Le substantif masculin cap, avant de désigner la pointe de terre (Le cap Horn) ou la direction (Changer de cap), a d'abord représenté une forme méridionale de chef (« tête »), issu comme lui du latin caput. De nos jours, on ne le rencontre plus guère avec ce sens que dans la locution de pied en cap, entendez : « des pieds à la tête », d'où « complètement ». Rien à voir donc, insiste Dupré, avec la cape de Zorro, empruntée quant à elle du provençal capa (lui-même issu, comme chape, du latin cappa, « sorte de capuchon ») : « N'écrivez jamais de pied en cape, qui ne signifierait rien. La cape (le vêtement) n'a rien à faire ici. »
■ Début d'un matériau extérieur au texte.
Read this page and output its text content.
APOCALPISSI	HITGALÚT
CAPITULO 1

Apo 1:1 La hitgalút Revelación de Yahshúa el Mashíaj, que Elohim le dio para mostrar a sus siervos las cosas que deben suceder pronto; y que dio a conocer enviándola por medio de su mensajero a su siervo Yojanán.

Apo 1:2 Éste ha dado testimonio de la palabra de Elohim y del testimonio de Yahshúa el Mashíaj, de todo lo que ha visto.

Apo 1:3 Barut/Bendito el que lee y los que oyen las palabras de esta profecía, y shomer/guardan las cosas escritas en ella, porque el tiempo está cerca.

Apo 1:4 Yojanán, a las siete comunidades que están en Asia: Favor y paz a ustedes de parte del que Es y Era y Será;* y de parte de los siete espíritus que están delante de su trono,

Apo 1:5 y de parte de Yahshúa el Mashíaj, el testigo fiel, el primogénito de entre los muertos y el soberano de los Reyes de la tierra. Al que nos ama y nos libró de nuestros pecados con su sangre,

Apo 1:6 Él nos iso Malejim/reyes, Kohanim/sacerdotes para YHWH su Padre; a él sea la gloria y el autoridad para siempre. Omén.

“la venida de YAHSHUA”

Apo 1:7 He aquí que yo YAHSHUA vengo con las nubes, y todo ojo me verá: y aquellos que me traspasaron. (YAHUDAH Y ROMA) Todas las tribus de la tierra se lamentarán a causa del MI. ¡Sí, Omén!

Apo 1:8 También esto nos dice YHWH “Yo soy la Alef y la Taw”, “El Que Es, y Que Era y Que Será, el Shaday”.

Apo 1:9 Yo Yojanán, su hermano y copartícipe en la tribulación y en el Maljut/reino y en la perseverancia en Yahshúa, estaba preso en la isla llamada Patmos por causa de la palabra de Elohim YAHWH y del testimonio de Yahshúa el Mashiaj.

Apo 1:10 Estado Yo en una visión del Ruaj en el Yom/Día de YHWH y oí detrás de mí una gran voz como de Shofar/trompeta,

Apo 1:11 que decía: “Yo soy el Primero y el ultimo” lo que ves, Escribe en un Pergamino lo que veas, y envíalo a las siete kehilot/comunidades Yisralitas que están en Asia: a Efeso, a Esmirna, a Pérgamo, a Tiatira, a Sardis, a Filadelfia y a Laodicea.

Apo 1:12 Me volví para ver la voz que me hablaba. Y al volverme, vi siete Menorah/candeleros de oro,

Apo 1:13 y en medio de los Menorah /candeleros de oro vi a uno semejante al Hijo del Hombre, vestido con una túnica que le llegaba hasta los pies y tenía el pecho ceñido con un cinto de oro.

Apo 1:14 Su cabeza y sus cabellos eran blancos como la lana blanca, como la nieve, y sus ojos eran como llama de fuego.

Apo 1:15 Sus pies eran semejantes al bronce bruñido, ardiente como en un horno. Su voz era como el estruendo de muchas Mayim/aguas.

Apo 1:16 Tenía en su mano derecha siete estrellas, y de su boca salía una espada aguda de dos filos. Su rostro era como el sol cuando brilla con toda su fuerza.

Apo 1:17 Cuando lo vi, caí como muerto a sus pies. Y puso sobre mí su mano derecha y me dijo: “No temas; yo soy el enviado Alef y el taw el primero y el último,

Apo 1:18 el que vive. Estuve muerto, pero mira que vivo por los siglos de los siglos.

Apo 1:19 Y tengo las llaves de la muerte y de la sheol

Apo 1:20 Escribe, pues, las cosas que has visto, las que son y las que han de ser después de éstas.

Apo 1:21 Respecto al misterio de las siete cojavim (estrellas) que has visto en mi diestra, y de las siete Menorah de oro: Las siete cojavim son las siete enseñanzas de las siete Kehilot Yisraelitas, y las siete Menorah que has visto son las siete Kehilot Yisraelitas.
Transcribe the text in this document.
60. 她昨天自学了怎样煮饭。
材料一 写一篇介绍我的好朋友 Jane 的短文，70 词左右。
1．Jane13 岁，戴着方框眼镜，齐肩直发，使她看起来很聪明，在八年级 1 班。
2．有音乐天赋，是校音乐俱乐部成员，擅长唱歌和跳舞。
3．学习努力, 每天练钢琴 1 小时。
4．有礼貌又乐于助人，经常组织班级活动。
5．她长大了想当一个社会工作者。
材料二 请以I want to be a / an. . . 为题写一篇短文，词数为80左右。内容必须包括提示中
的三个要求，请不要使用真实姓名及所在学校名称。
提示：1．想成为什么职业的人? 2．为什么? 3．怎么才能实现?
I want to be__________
Rien à faire ici, vraiment ? Il est permis d'en douter, à en juger par ces exemples anciens où « caput est remplacé par cappa » (1) : « Armés de toutes pieces de pié en cappe » (Chronique des quatre premiers Valois, fin du XIVe siècle), « Et tous arméz de pié en chappe » (Arnoul Gréban, vers 1450), « Larrons armés de piet en chape » (Roman de Jean d'Avesnes, vers 1460), « Sommes armer de pied en cappe » (Le Mystère de la Passion de Troyes, vers 1482), « Armés sommes de pié en chappe » (La Moralité à cincq personnages, 1484), « Me voicy ja armé de pied en cappe » (La Cène des dieux, vers 1492), « Arme de pie en cape » (Martial d'Auvergne, 1493), « Ung roy armé de pied en cappe » (Jean Molinet, avant 1507), à côté de « Armés si bien, de pié en cap » (Gace de La Bigne, vers 1370), « Ung homme armé de pié en cap » (manuscrit anonyme, vers 1470), « Habillie de pie en cap » (Jean Lemaire de Belges, 1509), « Armati a pede ad caput (de pie en cap) » (Sermons de Pierre-aux-Bœufs, avant 1425, traduits de français en latin en 1518), « Armé de pied en cap » (Robert Estienne, 1531). On peut encore citer Jean Froissart, qui alterne les graphies au fil de ses Chroniques (fin du XIVe siècle) : de pié (ou de piet) en cap, en cape, en cappe...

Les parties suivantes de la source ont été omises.